Autre test majeur pour le prince héritier : la suspension « temporaire » de la omra, le petit pèlerinage musulman, et la possible annulation du hajj, le grand pèlerinage annuel à La Mecque, en raison de la crise du Covid-19. Alors que quelque deux millions de pèlerins étaient attendus en juillet prochain, l’annulation du hajj pourrait être à double tranchant : affecter la légitimité de la maison des Saoud gardien des lieux saints, d’une part, et porter un coup dur à l’économie du royaume, d’autre part. « Je m’attends à une intensification des attaques politiques contre MBS », anticipe Kristin Diwan.

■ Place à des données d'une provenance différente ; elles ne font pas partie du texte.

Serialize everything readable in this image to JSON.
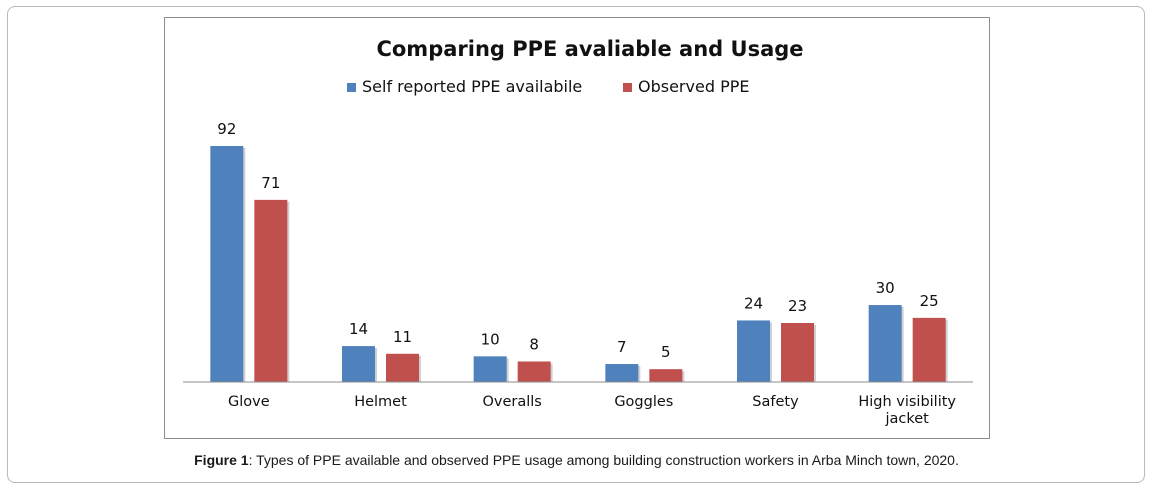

Le dauphin avait tout misé sur le G20 qui devrait se dérouler à Riyad en novembre prochain. Celui-ci risque fort d’être annulé ou de se tenir seulement en visioconférence, ce qui en diminue fortement l’impact. « L’occasion majeure pour MBS de se montrer à la tête d’un événement mondial est évidemment remise sérieusement en question », note Michael Stephens. L’autre moment décisif pour le royaume, dans la seconde partie de l’année 2020, se jouera a priori en novembre avec les élections américaines. Alors que l’Arabie jouit d’une image de plus en plus négative aux États-Unis, particulièrement chez les démocrates, le dauphin doit prier pour une victoire de Donald Trump. Dans le cas contraire, le cauchemar pourrait se poursuivre.